According to Cathy Ball, Lahey’s director of bundled payments, the shift toward bundled payment has helped enhance patient-centered care and improve outcomes. “Providing value-based care is the right thing for the patient,” she says. “Fee-for-service did not encourage clinicians to reach out to post-acute care providers or focus on a patient’s care much beyond the inpatient stay.” Now the organization has well-established partnerships with post-acute providers in its community. “Bundled payment incentivizes all caregivers in different care settings to ensure the patient is getting the best care,” she adds. “We are all looking at what we can do to bring down costs while making care better.”

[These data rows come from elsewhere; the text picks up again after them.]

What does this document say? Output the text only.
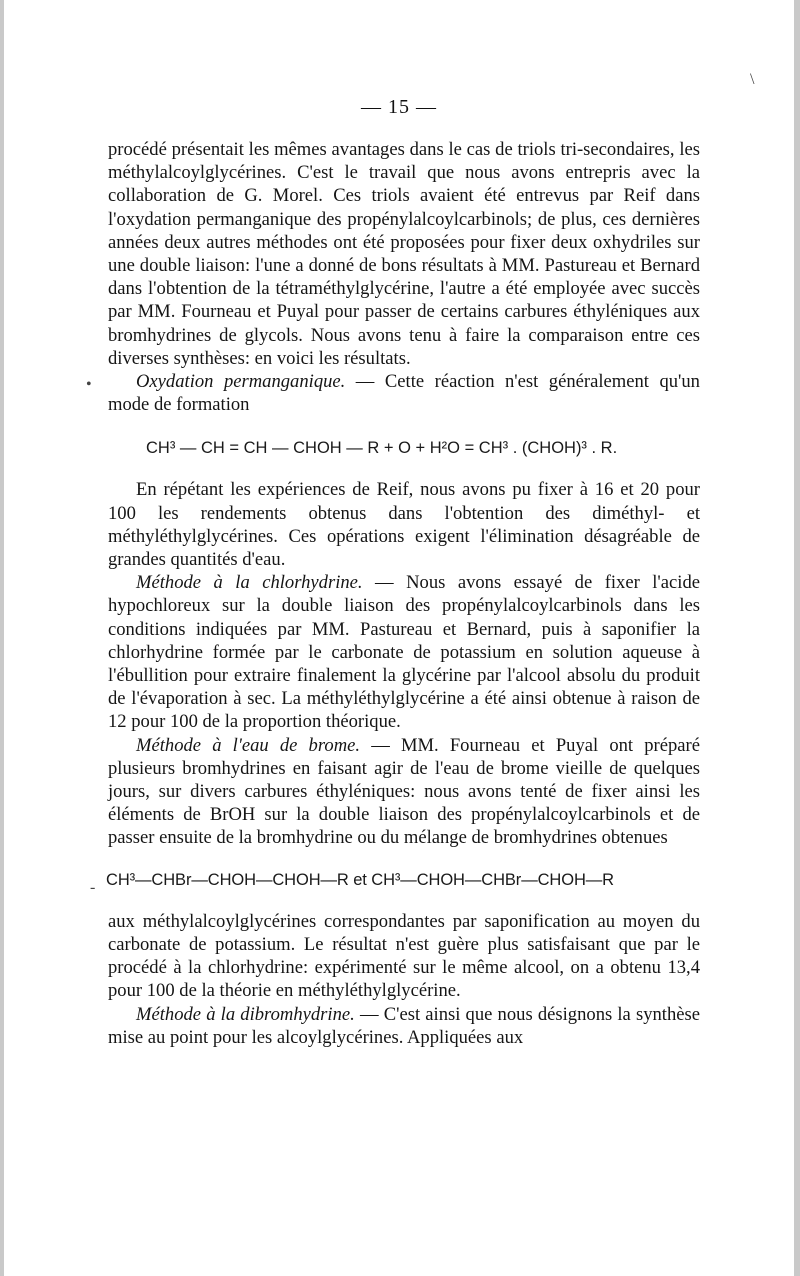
— 15 —
\
•
-

procédé présentait les mêmes avantages dans le cas de triols tri-secondaires, les méthylalcoylglycérines. C'est le travail que nous avons entrepris avec la collaboration de G. Morel. Ces triols avaient été entrevus par Reif dans l'oxydation permanganique des propénylalcoylcarbinols; de plus, ces dernières années deux autres méthodes ont été proposées pour fixer deux oxhydriles sur une double liaison: l'une a donné de bons résultats à MM. Pastureau et Bernard dans l'obtention de la tétraméthylglycérine, l'autre a été employée avec succès par MM. Fourneau et Puyal pour passer de certains carbures éthyléniques aux bromhydrines de glycols. Nous avons tenu à faire la comparaison entre ces diverses synthèses: en voici les résultats.

Oxydation permanganique. — Cette réaction n'est généralement qu'un mode de formation

CH³ — CH = CH — CHOH — R + O + H²O = CH³ . (CHOH)³ . R.

En répétant les expériences de Reif, nous avons pu fixer à 16 et 20 pour 100 les rendements obtenus dans l'obtention des diméthyl- et méthyléthylglycérines. Ces opérations exigent l'élimination désagréable de grandes quantités d'eau.

Méthode à la chlorhydrine. — Nous avons essayé de fixer l'acide hypochloreux sur la double liaison des propénylalcoylcarbinols dans les conditions indiquées par MM. Pastureau et Bernard, puis à saponifier la chlorhydrine formée par le carbonate de potassium en solution aqueuse à l'ébullition pour extraire finalement la glycérine par l'alcool absolu du produit de l'évaporation à sec. La méthyléthylglycérine a été ainsi obtenue à raison de 12 pour 100 de la proportion théorique.

Méthode à l'eau de brome. — MM. Fourneau et Puyal ont préparé plusieurs bromhydrines en faisant agir de l'eau de brome vieille de quelques jours, sur divers carbures éthyléniques: nous avons tenté de fixer ainsi les éléments de BrOH sur la double liaison des propénylalcoylcarbinols et de passer ensuite de la bromhydrine ou du mélange de bromhydrines obtenues

CH³—CHBr—CHOH—CHOH—R et CH³—CHOH—CHBr—CHOH—R

aux méthylalcoylglycérines correspondantes par saponification au moyen du carbonate de potassium. Le résultat n'est guère plus satisfaisant que par le procédé à la chlorhydrine: expérimenté sur le même alcool, on a obtenu 13,4 pour 100 de la théorie en méthyléthylglycérine.

Méthode à la dibromhydrine. — C'est ainsi que nous désignons la synthèse mise au point pour les alcoylglycérines. Appliquées aux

Lahey has partnered with xG Health Solutions, Columbia, Md., to help guide the organization through its bundled payment adoption, as well as provide analysis of CMS data. “Data analytics has been another big win,” says Ball, noting the organization now knows where and when a patient receives care within 90-days post-discharge, when the patient visits the emergency department, and whether the patient is readmitted to the hospital other than at Lahey. Although the data is somewhat retrospective, it’s helped identify patterns that lead to quality improvement opportunities. “We didn’t have the data before to know how best to intervene, or whether our interventions were helpful,” says Ball.
For example, data showed patients participating in the total joint bundle were being readmitted with wound infections. After assessing various options, the hospital adopted seven-day dressings, which reduced infections and enhanced patient and staff satisfaction by eliminating multiple dressing changes per day while in-house and associated hospital readmissions post-discharge.
One of the keys to success under the bundled-payment model is developing ongoing communication with other providers within the community. Bringing together representatives from the hospital, including physicians, along with home health, acute rehab, and skilled-nursing providers, has helped build trust and understanding of what role each group serves. “We are all learning from each other,” Ball says.
Rocky Edmondson, R.N., senior director of xG Health Solutions, agrees. “If you don’t have good relationships with post-acute providers in your community, you won’t be successful.”
Another key to success is physician involvement. “Physicians want to know what happens to patients after they leave the hospital,” says Edmonson. “It’s important to drive physician engagement by letting them have a voice in the process.” Ball also notes it is critical that physicians have dedicated time to focus on process improvement initiatives under bundled payment.
1 “Strategy & Annual Bundles Survey, 2015/2015,” PricewaterhouseCoopers, 2016.
2 “Medicare’s Bundled Payment Initiatives: Considerations for Providers,” AHA Issue Brief, 1/19/16.